According to Detroit Fox 2 News legal analyst Charlie Langton, the ex-police chief now faces life behind bars if he’s convicted of perjury.
“Perjury is lying, and when you lie under oath in a court case when your testimony could send someone in prison for life, that’s really bad,” Langton told the news station. “And the penalty for lying in that kind of case is life for you, for lying.”
The realization that Tolbert perjured himself comes shortly after the ex-police chief was forced to resign for his involvement in the Flint water crisis, ABC News reports.
It’s Tolbert’s contradictory testimony that ultimately led to the Detroit teen’s release from prison.
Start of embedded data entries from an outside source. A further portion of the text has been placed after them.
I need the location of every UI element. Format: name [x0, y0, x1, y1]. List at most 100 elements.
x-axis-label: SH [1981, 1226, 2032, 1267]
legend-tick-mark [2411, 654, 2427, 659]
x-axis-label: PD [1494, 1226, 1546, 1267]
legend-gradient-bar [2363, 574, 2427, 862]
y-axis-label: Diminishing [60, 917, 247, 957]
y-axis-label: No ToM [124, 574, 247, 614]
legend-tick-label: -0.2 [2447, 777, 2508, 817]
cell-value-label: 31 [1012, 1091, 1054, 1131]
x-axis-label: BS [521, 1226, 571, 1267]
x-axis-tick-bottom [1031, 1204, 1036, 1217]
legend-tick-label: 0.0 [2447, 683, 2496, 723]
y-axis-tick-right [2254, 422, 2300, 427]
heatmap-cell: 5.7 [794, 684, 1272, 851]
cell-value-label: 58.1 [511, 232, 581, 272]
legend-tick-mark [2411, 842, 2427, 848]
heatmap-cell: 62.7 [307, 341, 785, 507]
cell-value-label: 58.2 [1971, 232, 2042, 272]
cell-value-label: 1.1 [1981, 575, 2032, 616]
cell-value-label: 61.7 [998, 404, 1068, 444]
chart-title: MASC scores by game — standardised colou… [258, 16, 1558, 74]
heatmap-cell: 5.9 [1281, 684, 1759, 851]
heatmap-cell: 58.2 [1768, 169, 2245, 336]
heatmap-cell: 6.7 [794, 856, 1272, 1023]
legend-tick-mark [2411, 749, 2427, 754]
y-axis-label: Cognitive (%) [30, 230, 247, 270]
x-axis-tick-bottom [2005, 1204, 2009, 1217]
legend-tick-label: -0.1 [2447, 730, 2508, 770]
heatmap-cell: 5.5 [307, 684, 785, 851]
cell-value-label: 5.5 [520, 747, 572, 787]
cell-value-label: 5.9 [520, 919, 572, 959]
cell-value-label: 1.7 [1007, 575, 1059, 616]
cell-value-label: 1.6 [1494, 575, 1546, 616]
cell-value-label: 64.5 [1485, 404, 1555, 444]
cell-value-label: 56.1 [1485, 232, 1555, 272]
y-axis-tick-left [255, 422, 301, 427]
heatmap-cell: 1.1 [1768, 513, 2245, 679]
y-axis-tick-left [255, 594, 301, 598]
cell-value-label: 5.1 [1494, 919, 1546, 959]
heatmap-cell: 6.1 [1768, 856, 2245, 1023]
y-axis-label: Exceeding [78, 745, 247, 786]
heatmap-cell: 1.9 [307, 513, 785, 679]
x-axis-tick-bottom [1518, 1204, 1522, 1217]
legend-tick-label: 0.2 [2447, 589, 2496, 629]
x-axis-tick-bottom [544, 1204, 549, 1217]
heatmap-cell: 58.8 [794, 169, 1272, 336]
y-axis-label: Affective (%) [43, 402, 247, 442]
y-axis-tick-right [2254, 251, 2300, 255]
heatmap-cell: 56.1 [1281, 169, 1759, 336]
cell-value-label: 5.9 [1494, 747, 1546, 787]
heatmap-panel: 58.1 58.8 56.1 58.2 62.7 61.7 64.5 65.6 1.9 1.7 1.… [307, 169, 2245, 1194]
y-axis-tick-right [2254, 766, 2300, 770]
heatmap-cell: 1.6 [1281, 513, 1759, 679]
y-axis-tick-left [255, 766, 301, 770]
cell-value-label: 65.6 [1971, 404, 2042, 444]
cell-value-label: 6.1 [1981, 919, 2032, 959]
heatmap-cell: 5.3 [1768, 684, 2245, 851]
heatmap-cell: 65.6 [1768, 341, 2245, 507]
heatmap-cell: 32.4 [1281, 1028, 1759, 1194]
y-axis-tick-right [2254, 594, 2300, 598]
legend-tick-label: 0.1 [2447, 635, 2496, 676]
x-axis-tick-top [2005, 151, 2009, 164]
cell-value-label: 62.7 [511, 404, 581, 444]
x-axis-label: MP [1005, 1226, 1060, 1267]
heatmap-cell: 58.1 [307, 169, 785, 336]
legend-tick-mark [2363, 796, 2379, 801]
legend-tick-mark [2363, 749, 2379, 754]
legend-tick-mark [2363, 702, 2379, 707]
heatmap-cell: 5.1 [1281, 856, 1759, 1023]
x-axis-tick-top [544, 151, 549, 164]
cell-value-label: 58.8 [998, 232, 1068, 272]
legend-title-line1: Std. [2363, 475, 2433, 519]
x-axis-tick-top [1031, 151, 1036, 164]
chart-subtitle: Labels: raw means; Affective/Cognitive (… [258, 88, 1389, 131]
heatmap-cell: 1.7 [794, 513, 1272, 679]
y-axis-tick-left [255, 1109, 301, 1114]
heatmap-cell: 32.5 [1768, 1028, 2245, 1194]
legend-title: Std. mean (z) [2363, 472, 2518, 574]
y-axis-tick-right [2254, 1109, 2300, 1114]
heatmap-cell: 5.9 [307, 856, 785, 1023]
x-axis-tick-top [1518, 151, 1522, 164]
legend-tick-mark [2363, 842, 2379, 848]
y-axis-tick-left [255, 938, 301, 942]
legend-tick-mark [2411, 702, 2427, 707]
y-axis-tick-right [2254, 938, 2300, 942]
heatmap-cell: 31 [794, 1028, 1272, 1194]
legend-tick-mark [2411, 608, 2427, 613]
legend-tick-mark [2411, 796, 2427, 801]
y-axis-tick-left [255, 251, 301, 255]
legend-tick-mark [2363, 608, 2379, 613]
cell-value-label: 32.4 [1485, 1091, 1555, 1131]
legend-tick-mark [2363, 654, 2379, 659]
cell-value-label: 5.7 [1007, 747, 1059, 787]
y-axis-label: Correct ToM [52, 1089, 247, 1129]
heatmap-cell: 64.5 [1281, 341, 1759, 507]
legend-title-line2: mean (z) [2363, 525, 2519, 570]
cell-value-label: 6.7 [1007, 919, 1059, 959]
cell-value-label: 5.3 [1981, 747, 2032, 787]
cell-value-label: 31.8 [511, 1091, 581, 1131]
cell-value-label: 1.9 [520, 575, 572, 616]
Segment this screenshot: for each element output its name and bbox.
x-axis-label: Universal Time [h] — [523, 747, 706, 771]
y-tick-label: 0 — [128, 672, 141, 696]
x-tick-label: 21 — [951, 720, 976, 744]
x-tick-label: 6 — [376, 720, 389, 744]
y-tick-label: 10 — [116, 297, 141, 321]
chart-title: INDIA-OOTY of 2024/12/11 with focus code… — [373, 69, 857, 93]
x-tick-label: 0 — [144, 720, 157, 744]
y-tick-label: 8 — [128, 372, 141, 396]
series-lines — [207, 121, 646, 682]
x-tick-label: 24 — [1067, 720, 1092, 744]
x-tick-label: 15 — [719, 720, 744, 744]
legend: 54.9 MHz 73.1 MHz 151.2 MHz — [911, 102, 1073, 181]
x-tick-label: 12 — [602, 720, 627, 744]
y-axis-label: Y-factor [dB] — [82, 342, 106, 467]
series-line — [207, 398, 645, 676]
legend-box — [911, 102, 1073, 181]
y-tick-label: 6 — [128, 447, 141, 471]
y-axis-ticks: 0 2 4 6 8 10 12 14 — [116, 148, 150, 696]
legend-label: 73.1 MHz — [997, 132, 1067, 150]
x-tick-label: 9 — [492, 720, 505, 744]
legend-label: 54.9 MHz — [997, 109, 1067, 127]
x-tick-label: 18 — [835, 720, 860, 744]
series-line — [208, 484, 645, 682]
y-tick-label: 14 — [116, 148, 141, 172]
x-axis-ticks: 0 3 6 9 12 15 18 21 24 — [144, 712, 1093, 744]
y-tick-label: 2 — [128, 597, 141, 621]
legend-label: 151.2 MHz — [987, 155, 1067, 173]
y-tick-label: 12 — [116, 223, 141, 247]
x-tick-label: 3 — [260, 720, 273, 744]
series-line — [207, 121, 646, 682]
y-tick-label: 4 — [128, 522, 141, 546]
Just last week, Sanford, now 23, walked out of prison a free man after Judge Brian Sullivan chose to vacate his conviction, according to Atlanta Black Star. Sanford spent nearly nine years behind bars for a crime he didn’t commit, even after the real perpetrator came forward and confessed to the Runyon Street murders.
According to The Guardian, Worthy strongly defended how her office handled the Sanford case at a press conference Thursday.
“This was not the Wayne County prosecutor’s office running rogue and trying to do something illegal to Mr. Sanford,” Worthy said.
Sanford’s appellate attorneys failed to pursue claims earlier that might have reversed his conviction sooner, she alleged, particularly on claims that the Detroit teenager falsely confessed.
“I don’t know what we could’ve done differently as this case went through time, I really don’t,” she continued. “I can’t be a Monday morning quarterback.”
Now that he’s free, Sanford said he’s not bitter and just wants to move forward.
“I’m not about to play the blame game with nobody,” Sanford explained. “It’s over, I’m out. Like, that’s all I really wanted was my freedom; from this day forward I’m just trying to move forward and put this behind me.